Friday, February 15, 2019

US States Allowing Medical Cannabis Continue To See A DECLINE In Teen Cannabis Use

According to a large-scale, 16 year long study of American high school students, legalizing  medicinal cannabis has actually led to a drop in cannabis use among teenagers

Image result for medical cannabis

The study, published today in the American Journal of Drug and Alcohol Abuse used the results of an anonymous survey given to more than 800,000 high school students across 45 states to calculate the number of teens who smoke cannabis.

It found that the number of teenage cannabis smokers was 1.1% less in states that had enacted medical 
cannabis laws compared to those that hadn't, even when accounting for other important variables such as tobacco and alcohol policies, economic trends, youth characteristics and state demographics.

"We found that for every group of 100 adolescents, one fewer will be a current user of marijuana following the enactment of medical marijuana laws," says Dr Rebekah Levine Coley, a Professor of psychology at Boston College, who led the study.

"When we looked at particular subgroups of adolescents, this reduction became even more pronounced. For example 3.9% less Black and 2.7% less Hispanic youths now use marijuana in states with Medical Marijuana Laws".

As the survey was administered over a period of 16 years, the researchers were able to compare the changes in teenager's marijuana use in states that adopted Medical Cannabis Laws with those that hadn't, allowing them to more precisely pinpoint the effects of the legislation. Intriguingly, the study found that the longer the laws had been in place, the greater the reduction in teen cannabis use.

The results shine a light on an important debate taking place in America about the relative benefits and risks of decriminalizing 
cannabis. Decriminalization of cannabis is completely separate and different from recreational cannabis legalization, also important to note that this research only applies to medical cannabis states.  

"Some people have argued that decriminalizing or legalizing medical marijuana could increase cannabis use amongst young people, either by making it easier for them to access, or by making it seem less harmful." says Dr Rebekah Levine Coley.

"However, we saw the opposite effect. We were not able to determine why this is, but other research has suggested that after the enactment of medical marijuana laws, youths' perceptions of the potential harm of marijuana use actually increased. Alternatively, another theory is that as marijuana laws are becoming more lenient, parents may be increasing their supervision of their children, or changing how they talk to them about drug use."

Importantly the study found that unlike medical cannabis laws, legalizing recreational cannabis had no noticeable effect on adolescents' cannabis use, except for a small decline in cannabis smoking among 14-year olds and people from Hispanic backgrounds, and an increase in use among white adolescents. Neither policies had any effect on frequent or heavy users of cannabis users, suggesting that these students are not easily influenced by state laws.

Following recreational cannabis legalization in Washington state, among eighth and 10th graders in, perceived harmfulness of cannabis use decreased and cannabis use did increased following legalization of recreational cannabis use. California is seeing a slight increase in teen use, since recreational cannabis legalization, occurring mostly in the southern California. In Oregon, teenagers who had tried cannabis by 8th grade, the frequency of use during the following year increased 26% more for those who were in 9th grade after cannabis was legalized recreationally compared to those who were in 9th grade prior to legalization. The research results are published online in Psychology of Addictive Behaviors.

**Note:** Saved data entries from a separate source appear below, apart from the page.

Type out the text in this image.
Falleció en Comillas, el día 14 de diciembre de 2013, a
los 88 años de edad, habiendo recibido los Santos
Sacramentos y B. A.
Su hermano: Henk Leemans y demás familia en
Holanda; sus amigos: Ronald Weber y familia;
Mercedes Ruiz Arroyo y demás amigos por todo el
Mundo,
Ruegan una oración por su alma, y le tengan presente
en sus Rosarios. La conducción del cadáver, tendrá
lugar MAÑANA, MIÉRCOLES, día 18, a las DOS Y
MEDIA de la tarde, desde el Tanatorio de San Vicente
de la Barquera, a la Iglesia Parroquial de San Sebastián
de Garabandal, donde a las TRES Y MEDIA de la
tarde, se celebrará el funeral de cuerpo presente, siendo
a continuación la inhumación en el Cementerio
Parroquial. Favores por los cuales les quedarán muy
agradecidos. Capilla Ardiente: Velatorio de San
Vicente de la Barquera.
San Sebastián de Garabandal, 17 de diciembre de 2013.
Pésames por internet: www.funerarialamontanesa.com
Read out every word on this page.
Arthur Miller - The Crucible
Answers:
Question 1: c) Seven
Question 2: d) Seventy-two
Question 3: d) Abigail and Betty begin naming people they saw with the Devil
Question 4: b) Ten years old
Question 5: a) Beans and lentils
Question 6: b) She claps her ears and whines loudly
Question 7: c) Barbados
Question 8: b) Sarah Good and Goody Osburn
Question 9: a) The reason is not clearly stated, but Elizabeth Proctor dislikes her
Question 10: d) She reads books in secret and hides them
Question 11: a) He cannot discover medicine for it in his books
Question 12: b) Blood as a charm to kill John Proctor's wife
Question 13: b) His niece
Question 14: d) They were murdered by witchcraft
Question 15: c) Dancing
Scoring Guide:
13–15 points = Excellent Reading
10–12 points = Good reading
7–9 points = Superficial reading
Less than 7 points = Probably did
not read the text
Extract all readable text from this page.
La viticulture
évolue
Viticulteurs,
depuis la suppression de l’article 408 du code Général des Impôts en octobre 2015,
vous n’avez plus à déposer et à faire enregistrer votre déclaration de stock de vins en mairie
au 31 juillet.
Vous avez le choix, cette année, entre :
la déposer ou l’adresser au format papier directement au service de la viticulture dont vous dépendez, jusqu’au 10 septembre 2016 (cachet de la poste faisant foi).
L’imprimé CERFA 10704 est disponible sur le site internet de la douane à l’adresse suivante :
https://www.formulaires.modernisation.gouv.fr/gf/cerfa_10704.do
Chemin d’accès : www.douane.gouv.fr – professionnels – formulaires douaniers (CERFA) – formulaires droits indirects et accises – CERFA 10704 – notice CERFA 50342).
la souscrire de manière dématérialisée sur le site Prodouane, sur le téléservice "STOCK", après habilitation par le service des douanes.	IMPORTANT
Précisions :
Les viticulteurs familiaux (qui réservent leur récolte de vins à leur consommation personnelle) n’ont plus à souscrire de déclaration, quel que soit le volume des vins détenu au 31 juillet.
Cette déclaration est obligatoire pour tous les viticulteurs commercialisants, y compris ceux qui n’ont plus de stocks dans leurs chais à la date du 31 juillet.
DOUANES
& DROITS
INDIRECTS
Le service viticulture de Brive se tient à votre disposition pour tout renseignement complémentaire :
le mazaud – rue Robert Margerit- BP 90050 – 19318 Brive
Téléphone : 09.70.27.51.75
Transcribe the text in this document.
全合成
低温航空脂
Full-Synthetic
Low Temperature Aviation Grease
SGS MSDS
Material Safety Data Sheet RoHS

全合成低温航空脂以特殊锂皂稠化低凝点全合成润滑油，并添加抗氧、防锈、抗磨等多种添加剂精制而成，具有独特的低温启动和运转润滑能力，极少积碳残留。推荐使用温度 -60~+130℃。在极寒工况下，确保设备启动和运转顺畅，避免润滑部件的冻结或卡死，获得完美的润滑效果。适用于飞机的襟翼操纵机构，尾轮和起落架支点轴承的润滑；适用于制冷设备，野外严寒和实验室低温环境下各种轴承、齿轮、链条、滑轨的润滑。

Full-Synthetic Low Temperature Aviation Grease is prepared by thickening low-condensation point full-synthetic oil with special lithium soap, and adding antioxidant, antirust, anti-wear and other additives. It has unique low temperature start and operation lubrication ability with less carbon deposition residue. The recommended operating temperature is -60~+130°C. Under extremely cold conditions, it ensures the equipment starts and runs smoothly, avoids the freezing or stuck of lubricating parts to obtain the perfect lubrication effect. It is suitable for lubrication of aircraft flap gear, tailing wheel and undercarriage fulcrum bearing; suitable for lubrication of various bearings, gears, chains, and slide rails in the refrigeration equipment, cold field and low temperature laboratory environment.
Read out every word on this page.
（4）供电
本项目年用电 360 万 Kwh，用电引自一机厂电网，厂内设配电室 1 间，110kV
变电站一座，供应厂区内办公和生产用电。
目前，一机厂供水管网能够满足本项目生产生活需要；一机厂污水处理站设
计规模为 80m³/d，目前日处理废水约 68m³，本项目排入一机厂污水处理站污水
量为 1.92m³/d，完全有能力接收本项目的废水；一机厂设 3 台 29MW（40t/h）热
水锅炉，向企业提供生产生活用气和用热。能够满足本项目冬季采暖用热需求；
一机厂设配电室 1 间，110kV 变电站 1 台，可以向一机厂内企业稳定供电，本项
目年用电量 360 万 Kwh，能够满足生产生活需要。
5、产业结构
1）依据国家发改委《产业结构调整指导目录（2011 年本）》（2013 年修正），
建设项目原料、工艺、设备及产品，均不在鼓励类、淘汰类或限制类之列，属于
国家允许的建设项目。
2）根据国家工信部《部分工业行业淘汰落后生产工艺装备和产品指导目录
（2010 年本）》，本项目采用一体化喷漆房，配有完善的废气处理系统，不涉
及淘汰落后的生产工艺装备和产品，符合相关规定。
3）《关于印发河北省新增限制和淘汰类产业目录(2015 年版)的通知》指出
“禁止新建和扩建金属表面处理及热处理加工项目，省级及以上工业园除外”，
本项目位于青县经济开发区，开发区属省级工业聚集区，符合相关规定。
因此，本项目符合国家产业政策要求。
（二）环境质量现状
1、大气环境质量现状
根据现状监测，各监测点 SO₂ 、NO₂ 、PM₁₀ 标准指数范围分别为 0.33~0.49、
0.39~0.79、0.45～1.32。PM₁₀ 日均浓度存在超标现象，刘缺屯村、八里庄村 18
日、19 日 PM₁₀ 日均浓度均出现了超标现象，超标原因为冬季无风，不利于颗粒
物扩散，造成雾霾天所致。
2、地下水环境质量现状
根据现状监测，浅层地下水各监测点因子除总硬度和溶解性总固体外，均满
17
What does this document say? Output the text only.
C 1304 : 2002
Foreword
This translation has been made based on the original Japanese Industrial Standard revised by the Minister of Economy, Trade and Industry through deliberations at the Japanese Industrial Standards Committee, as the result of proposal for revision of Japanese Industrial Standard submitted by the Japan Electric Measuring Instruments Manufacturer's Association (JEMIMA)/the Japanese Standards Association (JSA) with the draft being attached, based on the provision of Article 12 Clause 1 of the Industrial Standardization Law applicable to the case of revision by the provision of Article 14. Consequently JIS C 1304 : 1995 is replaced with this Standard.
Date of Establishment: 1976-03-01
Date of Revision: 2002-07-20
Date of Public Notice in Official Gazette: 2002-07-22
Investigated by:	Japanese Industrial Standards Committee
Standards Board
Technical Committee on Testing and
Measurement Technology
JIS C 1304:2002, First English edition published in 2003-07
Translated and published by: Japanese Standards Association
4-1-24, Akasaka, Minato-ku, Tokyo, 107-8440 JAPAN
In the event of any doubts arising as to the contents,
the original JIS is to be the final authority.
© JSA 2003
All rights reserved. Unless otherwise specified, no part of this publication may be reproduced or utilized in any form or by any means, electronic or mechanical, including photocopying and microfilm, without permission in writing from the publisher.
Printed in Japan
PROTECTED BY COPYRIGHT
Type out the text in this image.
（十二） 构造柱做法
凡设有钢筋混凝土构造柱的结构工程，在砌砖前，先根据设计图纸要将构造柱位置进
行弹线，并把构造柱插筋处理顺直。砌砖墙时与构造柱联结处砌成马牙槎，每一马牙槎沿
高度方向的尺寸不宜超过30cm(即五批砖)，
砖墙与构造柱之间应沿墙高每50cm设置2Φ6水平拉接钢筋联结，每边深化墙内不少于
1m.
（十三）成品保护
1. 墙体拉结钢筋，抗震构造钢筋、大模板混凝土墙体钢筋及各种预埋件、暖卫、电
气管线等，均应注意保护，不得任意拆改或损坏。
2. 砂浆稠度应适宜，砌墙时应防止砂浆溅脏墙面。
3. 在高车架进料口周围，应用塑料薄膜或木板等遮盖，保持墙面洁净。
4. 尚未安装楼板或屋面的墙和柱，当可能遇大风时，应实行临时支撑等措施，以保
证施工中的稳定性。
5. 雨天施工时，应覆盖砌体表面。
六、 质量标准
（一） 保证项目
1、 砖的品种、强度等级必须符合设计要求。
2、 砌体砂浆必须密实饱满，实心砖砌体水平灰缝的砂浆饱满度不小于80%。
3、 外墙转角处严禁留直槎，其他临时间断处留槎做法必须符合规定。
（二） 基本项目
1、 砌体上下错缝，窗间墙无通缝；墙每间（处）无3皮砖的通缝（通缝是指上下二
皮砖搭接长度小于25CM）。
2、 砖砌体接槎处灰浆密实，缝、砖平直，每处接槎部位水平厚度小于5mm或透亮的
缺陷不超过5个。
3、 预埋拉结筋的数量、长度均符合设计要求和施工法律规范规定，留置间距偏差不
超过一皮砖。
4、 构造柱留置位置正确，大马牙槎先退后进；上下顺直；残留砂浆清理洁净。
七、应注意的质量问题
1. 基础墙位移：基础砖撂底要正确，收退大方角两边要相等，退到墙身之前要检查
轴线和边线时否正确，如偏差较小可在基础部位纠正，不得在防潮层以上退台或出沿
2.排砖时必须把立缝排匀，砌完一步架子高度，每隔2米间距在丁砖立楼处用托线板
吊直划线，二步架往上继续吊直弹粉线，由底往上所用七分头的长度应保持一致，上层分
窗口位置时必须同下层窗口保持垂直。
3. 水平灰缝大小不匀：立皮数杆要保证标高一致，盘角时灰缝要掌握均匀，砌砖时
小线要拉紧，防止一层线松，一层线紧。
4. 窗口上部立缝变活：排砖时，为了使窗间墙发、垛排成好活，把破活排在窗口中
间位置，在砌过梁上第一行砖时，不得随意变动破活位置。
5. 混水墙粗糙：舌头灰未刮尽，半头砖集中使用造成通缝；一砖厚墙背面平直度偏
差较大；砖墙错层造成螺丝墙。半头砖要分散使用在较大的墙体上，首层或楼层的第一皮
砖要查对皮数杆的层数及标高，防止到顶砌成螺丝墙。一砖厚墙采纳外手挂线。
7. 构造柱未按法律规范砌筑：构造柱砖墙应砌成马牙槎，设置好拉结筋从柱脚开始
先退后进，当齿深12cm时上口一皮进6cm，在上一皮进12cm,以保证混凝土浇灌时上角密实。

Background: Marijuana use carries risks for adolescents’ well-being, making it essential to evaluate effects of recent marijuana policies.

Objectives: This study sought to delineate associations between state-level shifts in decriminalization and medical marijuana laws (MML) and adolescent marijuana use.

Methods: Using data on 861,082 adolescents (14 to 18+ years; 51% female) drawn from 1999 to 2015 state Youth Risk Behavior Surveys (YRBS), difference-in-differences models assessed how decriminalization and MML policy enactment were associated with adolescent marijuana use, controlling for tobacco and alcohol policy shifts, adolescent characteristics, and state and year trends.

Results: MML enactment was associated with small significant reductions (OR = 0.911, 95% CI [0.850, 0.975]) of 1.1 percentage points in current marijuana use, with larger significant declines for male, Black, and Hispanic (2.7–3.9 percentage points) adolescents. Effects of MML increased significantly with each year of exposure (OR = 0.980, 95% CI [0.968, 0.992]). In contrast, decriminalization was not associated with significant shifts in use for the sample as a whole, but predicted significant declines in marijuana use among 14-year olds and those of Hispanic and other ancestry (1.7–4.4 percentage points), and significant increases among white adolescents (1.6 percentage points). Neither policy was significantly associated with heavy marijuana use or the frequency of use, suggesting that heavy users may be impervious to such policy signals.

Conclusion: As the first study to concurrently assess unique effects of multiple marijuana policies, results assuage concerns over potential detrimental effects of more liberal marijuana policies on youth use.